Am Anfang der Abstinenz ist ein Bereich unseres Hirns immer noch vom Alkohol "durchtränkt" und es geht rein darum, Ruhe vom Alkohol ins Hirn zu bekommen, oder besser noch, den Alkohol zu elemenieren, soweit das möglich ist. Unser Hirn ist wie eine Festplatte im Computer, die neu bespielt wird, dafür muss bloß das Alte erstmal raus, damit Platz für Neues da sein kann.
Als Beispiel: Wenn Du schreibst, dass Du in der Skihütte mit 10 Menschen warst und davon 9 Bier getrunken haben und einer Wasser, dann kontrollierst Du den Alkohol der Anderen.

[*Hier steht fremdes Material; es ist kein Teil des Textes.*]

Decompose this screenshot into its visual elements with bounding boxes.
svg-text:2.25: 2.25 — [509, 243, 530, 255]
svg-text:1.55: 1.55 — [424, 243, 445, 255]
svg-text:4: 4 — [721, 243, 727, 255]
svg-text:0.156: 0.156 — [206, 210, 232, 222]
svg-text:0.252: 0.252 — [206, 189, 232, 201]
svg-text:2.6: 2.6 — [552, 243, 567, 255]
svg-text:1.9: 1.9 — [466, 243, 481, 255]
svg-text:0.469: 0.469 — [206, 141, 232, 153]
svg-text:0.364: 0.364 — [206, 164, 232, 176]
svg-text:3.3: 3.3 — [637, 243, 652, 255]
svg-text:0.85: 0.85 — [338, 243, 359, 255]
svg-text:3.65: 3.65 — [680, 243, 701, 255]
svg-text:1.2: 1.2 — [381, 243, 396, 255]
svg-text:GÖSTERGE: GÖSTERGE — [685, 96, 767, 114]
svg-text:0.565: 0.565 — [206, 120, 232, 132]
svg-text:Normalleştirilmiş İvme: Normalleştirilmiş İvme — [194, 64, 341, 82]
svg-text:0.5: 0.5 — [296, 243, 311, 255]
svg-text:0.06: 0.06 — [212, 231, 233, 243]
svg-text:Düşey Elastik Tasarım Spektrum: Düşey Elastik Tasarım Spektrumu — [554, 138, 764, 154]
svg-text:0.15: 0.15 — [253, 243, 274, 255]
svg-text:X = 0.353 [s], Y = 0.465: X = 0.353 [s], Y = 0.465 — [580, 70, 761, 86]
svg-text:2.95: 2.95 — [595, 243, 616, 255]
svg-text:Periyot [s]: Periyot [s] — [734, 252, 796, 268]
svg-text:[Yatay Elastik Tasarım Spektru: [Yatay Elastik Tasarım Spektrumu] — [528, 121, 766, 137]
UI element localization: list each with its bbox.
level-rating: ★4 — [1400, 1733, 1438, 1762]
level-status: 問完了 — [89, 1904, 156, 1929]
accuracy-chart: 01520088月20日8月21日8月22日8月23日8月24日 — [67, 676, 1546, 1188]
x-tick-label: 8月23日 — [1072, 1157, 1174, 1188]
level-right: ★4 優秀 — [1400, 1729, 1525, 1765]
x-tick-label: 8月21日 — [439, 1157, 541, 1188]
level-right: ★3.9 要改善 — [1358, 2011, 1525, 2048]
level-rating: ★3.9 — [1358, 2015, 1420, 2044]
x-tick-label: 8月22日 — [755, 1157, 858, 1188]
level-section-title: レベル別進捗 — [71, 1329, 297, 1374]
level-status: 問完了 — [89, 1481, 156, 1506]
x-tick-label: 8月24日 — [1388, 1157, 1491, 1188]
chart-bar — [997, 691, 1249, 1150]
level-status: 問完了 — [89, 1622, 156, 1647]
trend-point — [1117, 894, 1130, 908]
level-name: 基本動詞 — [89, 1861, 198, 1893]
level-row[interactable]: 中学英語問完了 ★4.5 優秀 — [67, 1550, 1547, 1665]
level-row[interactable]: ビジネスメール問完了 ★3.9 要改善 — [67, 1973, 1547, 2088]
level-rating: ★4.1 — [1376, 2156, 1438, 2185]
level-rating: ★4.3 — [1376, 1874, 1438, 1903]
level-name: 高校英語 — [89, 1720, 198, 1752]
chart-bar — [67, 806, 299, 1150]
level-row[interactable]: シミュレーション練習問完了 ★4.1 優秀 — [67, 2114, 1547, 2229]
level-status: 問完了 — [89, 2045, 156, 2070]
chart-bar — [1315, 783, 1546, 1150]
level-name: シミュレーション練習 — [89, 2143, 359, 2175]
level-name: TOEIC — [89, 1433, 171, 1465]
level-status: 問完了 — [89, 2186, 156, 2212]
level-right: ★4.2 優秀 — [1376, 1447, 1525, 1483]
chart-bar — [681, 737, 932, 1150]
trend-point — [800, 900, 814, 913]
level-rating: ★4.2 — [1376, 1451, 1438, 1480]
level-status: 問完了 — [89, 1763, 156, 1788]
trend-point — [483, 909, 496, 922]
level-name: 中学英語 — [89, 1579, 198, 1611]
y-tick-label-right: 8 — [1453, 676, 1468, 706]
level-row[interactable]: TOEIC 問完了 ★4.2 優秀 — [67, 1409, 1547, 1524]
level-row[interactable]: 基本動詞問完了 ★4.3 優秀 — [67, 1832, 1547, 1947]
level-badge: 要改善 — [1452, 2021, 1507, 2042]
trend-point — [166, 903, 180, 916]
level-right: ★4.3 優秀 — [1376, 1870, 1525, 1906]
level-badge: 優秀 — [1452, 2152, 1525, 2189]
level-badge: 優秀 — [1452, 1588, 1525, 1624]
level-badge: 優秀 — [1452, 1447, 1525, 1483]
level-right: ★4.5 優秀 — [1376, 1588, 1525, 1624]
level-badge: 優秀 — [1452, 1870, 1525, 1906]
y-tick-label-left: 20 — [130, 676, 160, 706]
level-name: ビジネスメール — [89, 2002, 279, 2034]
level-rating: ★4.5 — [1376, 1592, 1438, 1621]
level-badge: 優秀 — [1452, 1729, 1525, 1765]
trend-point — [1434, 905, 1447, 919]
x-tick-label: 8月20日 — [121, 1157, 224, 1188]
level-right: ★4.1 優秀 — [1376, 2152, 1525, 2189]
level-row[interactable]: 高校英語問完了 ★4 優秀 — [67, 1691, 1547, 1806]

Du trinkst ihn zwar nicht selber - Du nimmst ihn aber wahr - Das PRO Alkoholhirn ist voll aktiv. Menschen mit einem normalen Alkoholverhalten achten weder darauf, was wer trinkt, noch wieviel und sie sprechen auch nicht darüber. Wenn ich heute mit Menschen weggehe, dann achte ich nicht mehr darauf, wieviel und was sie trinken, aber ich trinke jetzt auch seit 13 Jahren nicht mehr. Es hat bei mir ca. 1,5 -2 Jahre gedauert, bis ich den Alkholkonsum der anderen nicht mehr kontrolliert habe.
Und nun kannst Du Dich nach so einem wunderbaren Tag beruhigt und glücklich ins Bett legen, dass alles gut gegangen ist´. Dein Suchtgedächtnis ist nicht angesprungen und Du warst sogar so ehrlich und hast es Deiner Gruppe gesagt. Das wird wahrscheinlich das nächste und vielleicht auch das übernächste Mal gut gehen und genau darauf lauert die Sucht in Dir und Du kannst anfangen, übermütig zu werden - kannst Du dann stand halten? Glaub mir, das Suchtgedächtnis ist eloquent, perfide und tricky und kann eine wahrer Satan werden 
Ich bin der tiefen Überzeugung, je weniger ich mein Hirn im ersten Jahr der Abstinenz mit Alkohol konfrontiere, desto besser kann ich meine Festplatte in meinem Hirn neu überschreiben und mit der Zeit unterscheiden lernen, ob ich selber an meinem Ruder sitze oder Sucht.